Collier agrees. "Once MCI gets 1,000 customers on their VoIP network it will be considerably more difficult to control security threats," he says.
Skeptics point out that avoiding softphones and keeping voice completely separate from data is unrealistic. "The interconnection between voice and data is where all those cool converged applications will evolve over time," Collier says.

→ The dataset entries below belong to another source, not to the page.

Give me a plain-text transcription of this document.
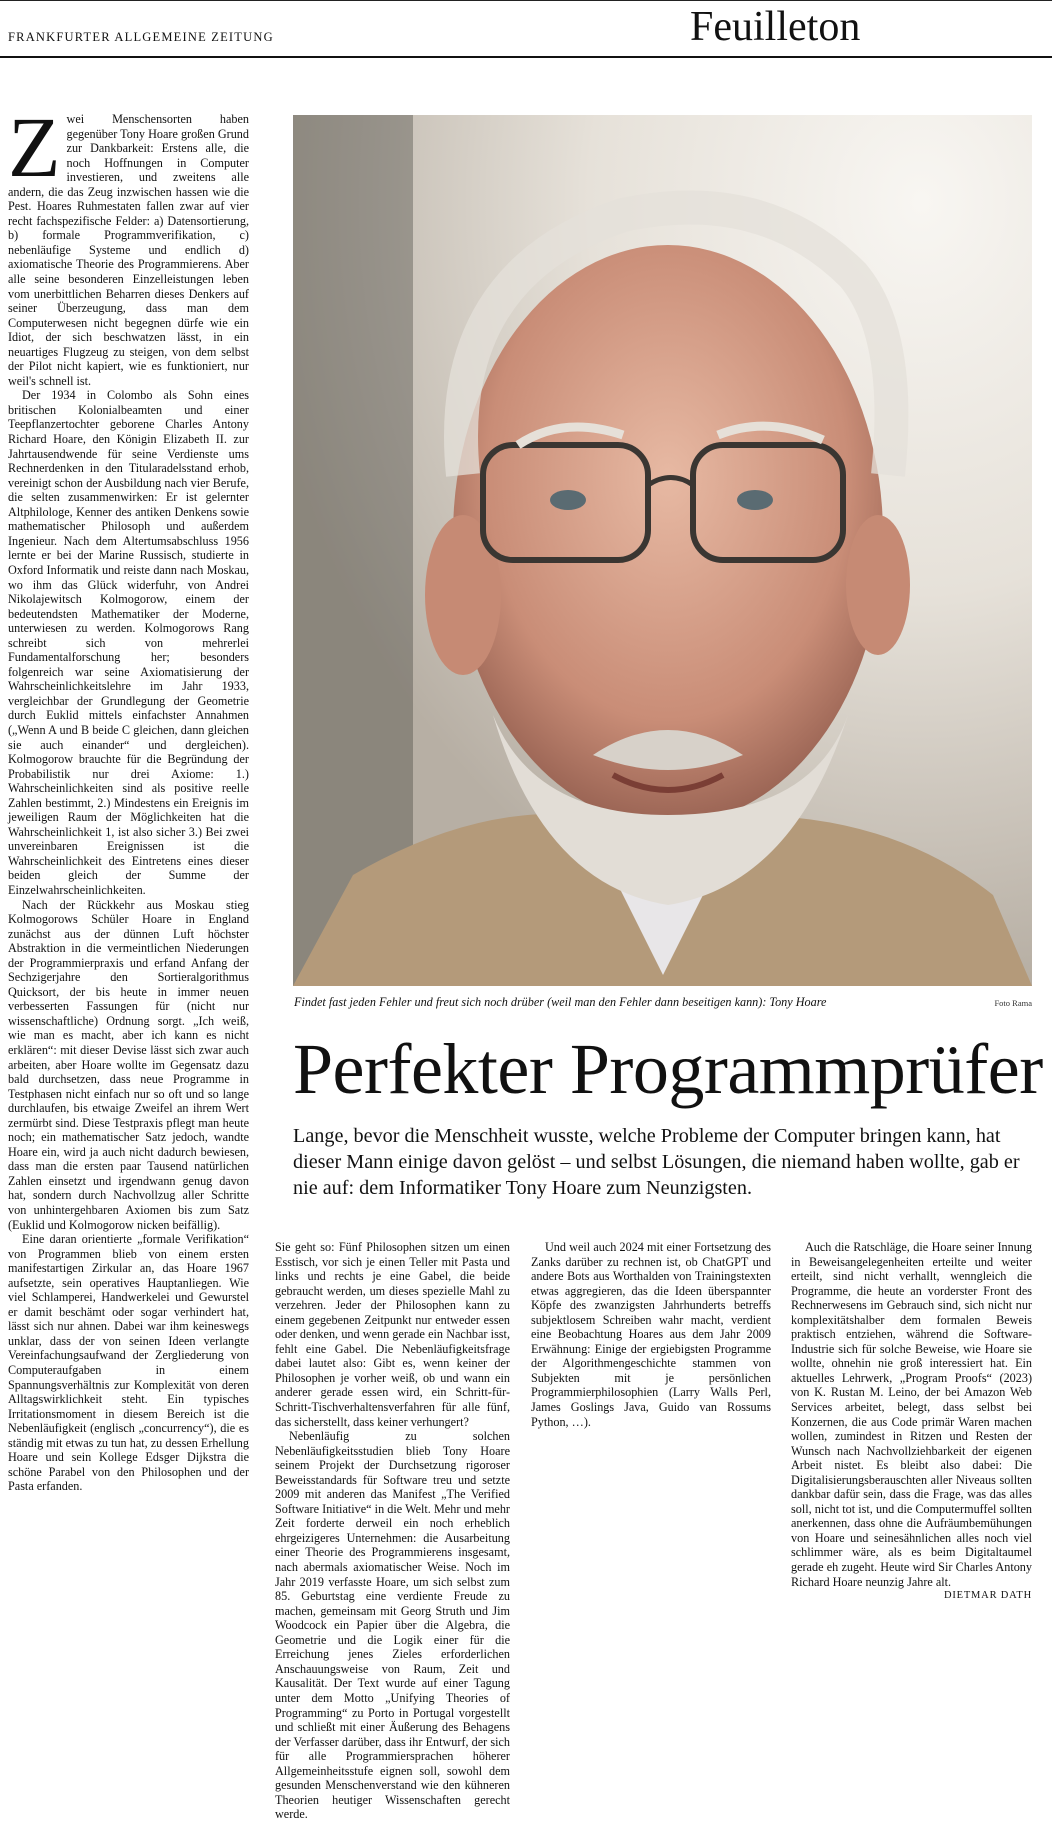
FRANKFURTER ALLGEMEINE ZEITUNG	Feuilleton

Zwei Menschensorten haben gegenüber Tony Hoare großen Grund zur Dankbarkeit: Erstens alle, die noch Hoffnungen in Computer investieren, und zweitens alle andern, die das Zeug inzwischen hassen wie die Pest. Hoares Ruhmestaten fallen zwar auf vier recht fachspezifische Felder: a) Datensortierung, b) formale Programmverifikation, c) nebenläufige Systeme und endlich d) axiomatische Theorie des Programmierens. Aber alle seine besonderen Einzelleistungen leben vom unerbittlichen Beharren dieses Denkers auf seiner Überzeugung, dass man dem Computerwesen nicht begegnen dürfe wie ein Idiot, der sich beschwatzen lässt, in ein neuartiges Flugzeug zu steigen, von dem selbst der Pilot nicht kapiert, wie es funktioniert, nur weil's schnell ist.

Der 1934 in Colombo als Sohn eines britischen Kolonialbeamten und einer Teepflanzertochter geborene Charles Antony Richard Hoare, den Königin Elizabeth II. zur Jahrtausendwende für seine Verdienste ums Rechnerdenken in den Titularadelsstand erhob, vereinigt schon der Ausbildung nach vier Berufe, die selten zusammenwirken: Er ist gelernter Altphilologe, Kenner des antiken Denkens sowie mathematischer Philosoph und außerdem Ingenieur. Nach dem Altertumsabschluss 1956 lernte er bei der Marine Russisch, studierte in Oxford Informatik und reiste dann nach Moskau, wo ihm das Glück widerfuhr, von Andrei Nikolajewitsch Kolmogorow, einem der bedeutendsten Mathematiker der Moderne, unterwiesen zu werden. Kolmogorows Rang schreibt sich von mehrerlei Fundamentalforschung her; besonders folgenreich war seine Axiomatisierung der Wahrscheinlichkeitslehre im Jahr 1933, vergleichbar der Grundlegung der Geometrie durch Euklid mittels einfachster Annahmen („Wenn A und B beide C gleichen, dann gleichen sie auch einander“ und dergleichen). Kolmogorow brauchte für die Begründung der Probabilistik nur drei Axiome: 1.) Wahrscheinlichkeiten sind als positive reelle Zahlen bestimmt, 2.) Mindestens ein Ereignis im jeweiligen Raum der Möglichkeiten hat die Wahrscheinlichkeit 1, ist also sicher 3.) Bei zwei unvereinbaren Ereignissen ist die Wahrscheinlichkeit des Eintretens eines dieser beiden gleich der Summe der Einzelwahrscheinlichkeiten.

Nach der Rückkehr aus Moskau stieg Kolmogorows Schüler Hoare in England zunächst aus der dünnen Luft höchster Abstraktion in die vermeintlichen Niederungen der Programmierpraxis und erfand Anfang der Sechzigerjahre den Sortieralgorithmus Quicksort, der bis heute in immer neuen verbesserten Fassungen für (nicht nur wissenschaftliche) Ordnung sorgt. „Ich weiß, wie man es macht, aber ich kann es nicht erklären“: mit dieser Devise lässt sich zwar auch arbeiten, aber Hoare wollte im Gegensatz dazu bald durchsetzen, dass neue Programme in Testphasen nicht einfach nur so oft und so lange durchlaufen, bis etwaige Zweifel an ihrem Wert zermürbt sind. Diese Testpraxis pflegt man heute noch; ein mathematischer Satz jedoch, wandte Hoare ein, wird ja auch nicht dadurch bewiesen, dass man die ersten paar Tausend natürlichen Zahlen einsetzt und irgendwann genug davon hat, sondern durch Nachvollzug aller Schritte von unhintergehbaren Axiomen bis zum Satz (Euklid und Kolmogorow nicken beifällig).

Eine daran orientierte „formale Verifikation“ von Programmen blieb von einem ersten manifestartigen Zirkular an, das Hoare 1967 aufsetzte, sein operatives Hauptanliegen. Wie viel Schlamperei, Handwerkelei und Gewurstel er damit beschämt oder sogar verhindert hat, lässt sich nur ahnen. Dabei war ihm keineswegs unklar, dass der von seinen Ideen verlangte Vereinfachungsaufwand der Zergliederung von Computeraufgaben in einem Spannungsverhältnis zur Komplexität von deren Alltagswirklichkeit steht. Ein typisches Irritationsmoment in diesem Bereich ist die Nebenläufigkeit (englisch „concurrency“), die es ständig mit etwas zu tun hat, zu dessen Erhellung Hoare und sein Kollege Edsger Dijkstra die schöne Parabel von den Philosophen und der Pasta erfanden.

Findet fast jeden Fehler und freut sich noch drüber (weil man den Fehler dann beseitigen kann): Tony Hoare	Foto Rama
Perfekter Programmprüfer
Lange, bevor die Menschheit wusste, welche Probleme der Computer bringen kann, hat dieser Mann einige davon gelöst – und selbst Lösungen, die niemand haben wollte, gab er nie auf: dem Informatiker Tony Hoare zum Neunzigsten.

Sie geht so: Fünf Philosophen sitzen um einen Esstisch, vor sich je einen Teller mit Pasta und links und rechts je eine Gabel, die beide gebraucht werden, um dieses spezielle Mahl zu verzehren. Jeder der Philosophen kann zu einem gegebenen Zeitpunkt nur entweder essen oder denken, und wenn gerade ein Nachbar isst, fehlt eine Gabel. Die Nebenläufigkeitsfrage dabei lautet also: Gibt es, wenn keiner der Philosophen je vorher weiß, ob und wann ein anderer gerade essen wird, ein Schritt-für-Schritt-Tischverhaltensverfahren für alle fünf, das sicherstellt, dass keiner verhungert?

Nebenläufig zu solchen Nebenläufigkeitsstudien blieb Tony Hoare seinem Projekt der Durchsetzung rigoroser Beweisstandards für Software treu und setzte 2009 mit anderen das Manifest „The Verified Software Initiative“ in die Welt. Mehr und mehr Zeit forderte derweil ein noch erheblich ehrgeizigeres Unternehmen: die Ausarbeitung einer Theorie des Programmierens insgesamt, nach abermals axiomatischer Weise. Noch im Jahr 2019 verfasste Hoare, um sich selbst zum 85. Geburtstag eine verdiente Freude zu machen, gemeinsam mit Georg Struth und Jim Woodcock ein Papier über die Algebra, die Geometrie und die Logik einer für die Erreichung jenes Zieles erforderlichen Anschauungsweise von Raum, Zeit und Kausalität. Der Text wurde auf einer Tagung unter dem Motto „Unifying Theories of Programming“ zu Porto in Portugal vorgestellt und schließt mit einer Äußerung des Behagens der Verfasser darüber, dass ihr Entwurf, der sich für alle Programmiersprachen höherer Allgemeinheitsstufe eignen soll, sowohl dem gesunden Menschenverstand wie den kühneren Theorien heutiger Wissenschaften gerecht werde.

Und weil auch 2024 mit einer Fortsetzung des Zanks darüber zu rechnen ist, ob ChatGPT und andere Bots aus Worthalden von Trainingstexten etwas aggregieren, das die Ideen überspannter Köpfe des zwanzigsten Jahrhunderts betreffs subjektlosem Schreiben wahr macht, verdient eine Beobachtung Hoares aus dem Jahr 2009 Erwähnung: Einige der ergiebigsten Programme der Algorithmengeschichte stammen von Subjekten mit je persönlichen Programmierphilosophien (Larry Walls Perl, James Goslings Java, Guido van Rossums Python, …).

Auch die Ratschläge, die Hoare seiner Innung in Beweisangelegenheiten erteilte und weiter erteilt, sind nicht verhallt, wenngleich die Programme, die heute an vorderster Front des Rechnerwesens im Gebrauch sind, sich nicht nur komplexitätshalber dem formalen Beweis praktisch entziehen, während die Software-Industrie sich für solche Beweise, wie Hoare sie wollte, ohnehin nie groß interessiert hat. Ein aktuelles Lehrwerk, „Program Proofs“ (2023) von K. Rustan M. Leino, der bei Amazon Web Services arbeitet, belegt, dass selbst bei Konzernen, die aus Code primär Waren machen wollen, zumindest in Ritzen und Resten der Wunsch nach Nachvollziehbarkeit der eigenen Arbeit nistet. Es bleibt also dabei: Die Digitalisierungsberauschten aller Niveaus sollten dankbar dafür sein, dass die Frage, was das alles soll, nicht tot ist, und die Computermuffel sollten anerkennen, dass ohne die Aufräumbemühungen von Hoare und seinesähnlichen alles noch viel schlimmer wäre, als es beim Digitaltaumel gerade eh zugeht. Heute wird Sir Charles Antony Richard Hoare neunzig Jahre alt.
DIETMAR DATH
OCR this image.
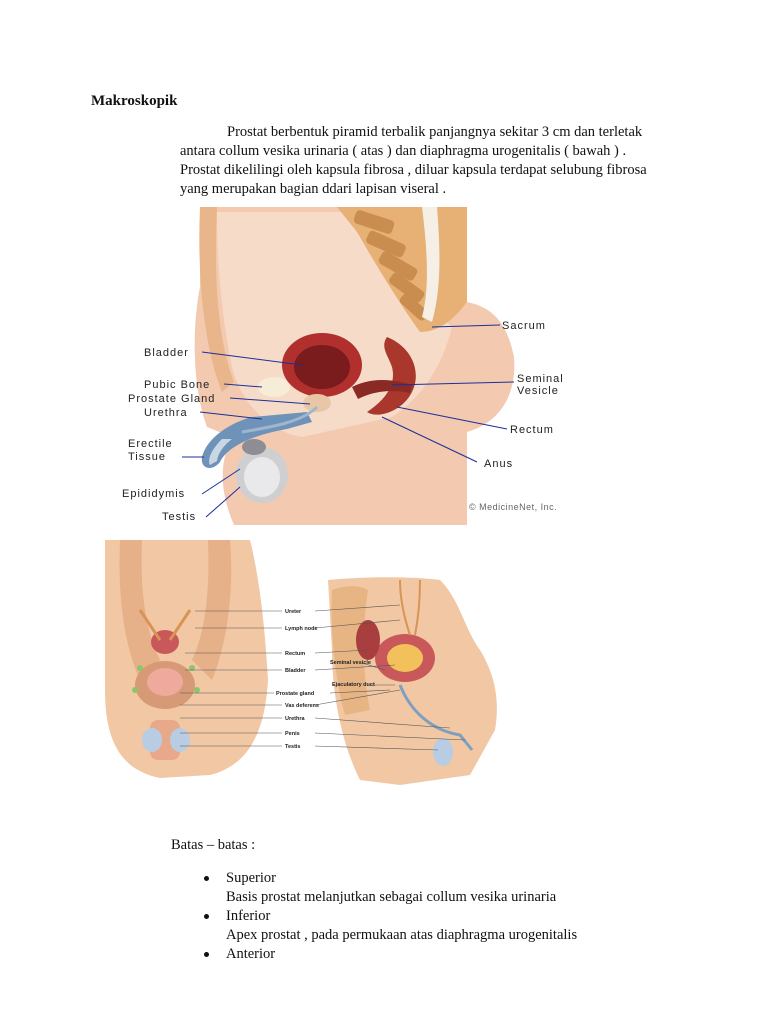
Makroskopik
Prostat berbentuk piramid terbalik panjangnya sekitar 3 cm dan terletak
antara collum vesika urinaria ( atas ) dan diaphragma urogenitalis ( bawah ) .
Prostat dikelilingi oleh kapsula fibrosa , diluar kapsula terdapat selubung fibrosa
yang merupakan bagian ddari lapisan viseral .
Bladder
Pubic Bone
Prostate Gland
Urethra
Erectile
Tissue
Epididymis
Testis
Sacrum
Seminal
Vesicle
Rectum
Anus
© MedicineNet, Inc.
Ureter
Lymph node
Rectum
Bladder
Prostate gland
Vas deferens
Urethra
Penis
Testis
Seminal vesicle
Ejaculatory duct
Batas – batas :
Superior
Basis prostat melanjutkan sebagai collum vesika urinaria
Inferior
Apex prostat , pada permukaan atas diaphragma urogenitalis
Anterior
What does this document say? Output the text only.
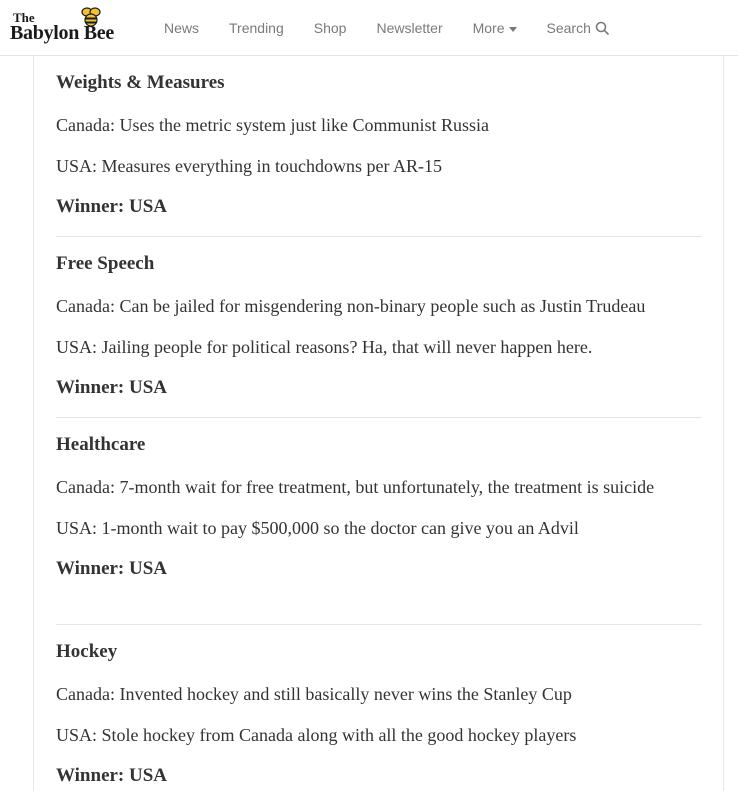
The
Babylon Bee	News Trending Shop Newsletter More	Search
Weights & Measures

Canada: Uses the metric system just like Communist Russia

USA: Measures everything in touchdowns per AR-15

Winner: USA
Free Speech

Canada: Can be jailed for misgendering non-binary people such as Justin Trudeau

USA: Jailing people for political reasons? Ha, that will never happen here.

Winner: USA
Healthcare

Canada: 7-month wait for free treatment, but unfortunately, the treatment is suicide

USA: 1-month wait to pay $500,000 so the doctor can give you an Advil

Winner: USA
Hockey

Canada: Invented hockey and still basically never wins the Stanley Cup

USA: Stole hockey from Canada along with all the good hockey players

Winner: USA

Jeff Rothel, CEO of CentricVoice, a provider of enterprise VoIP services taking advantage of VoIP security solutions from BorderWare, agrees. "We plan to move forward with a host of offerings that bolt voice directly into the software layer of enterprise data applications," he says. In fact, Rothel and others see a future in which enterprises purchase a range of voice services and applications from many different providers large and small, all standardized on IP and SIP.
Rothel asserts that traditional voice providers are not particularly savvy about potential VoIP threats. "Many of them just don't understand the data world. They never had a virus take down their PSTN switch."
There are also disruptive applications such as peer-to-peer voice apps from Skype and other providers. "There's a host of VoIP apps that will likely infiltrate enterprises that don't fit into the standard enterprise VoIP model," says David Endler, director of security research at IPS provider TippingPoint, now part of 3Com, and chairman of the VoIP Security Alliance, an organization of VoIP and security vendors looking to advance security research.
Skeptics also point out that many of the security measures suggested by VoIP vendors are neither especially practical nor widely used. "Sure you can implement voice and signaling encryption and strong authentication, but they're a pain in the butt to configure," says SecureLogix's Collier. Brian Ham, CTO of Sentegrity, an IT security provider, observes that current key exchange standards such as the Diffie Hellman key agreement protocol don't scale well for widespread VoIP authentication and encryption: "If you look at forums, bulletin boards, and industry leaders, everyone is asking, 'How can we do proper key exchange?'" Sentegrity offers its own lightweight key exchange solution.
Just because there haven't been any widely publicized attacks on IP telephony yet doesn't mean they aren't happening. BorderWare has made it known that call centers and financial insitutions have already come under attack, but officials there are not about to name names.
"Typically you don't see widespread threats until a technology is widely deployed and tools are made available to the masses to automate attacks," Collier says. Endler agrees: "As applications are more widely deployed, they become sexier targets." VoIP security vendors such as BorderWare, SecureLogix, and even TippingPoint are offering specialized VoIP firewalls and IPSes that target the application layer exploits that are likely to affect VoIP down the road.
Ultimately, VoIP may start to suffer the same types of invasions that plague e-mail, instant messaging, and other types of PC communications. The good news is that VoIP and security vendors are jumping on the problems early. "There's no question that VoIP security options are getting better and better very quickly," Kuhn says, adding that the benefits of converging voice with data applications are so great that it's unlikely security issues will thwart deployment.
James Largotta, CEO of Sentegrity, agrees. "The idea behind VoIP is too brilliant," he says. "Once some of the bugs are worked out, it's pretty much a slam dunk."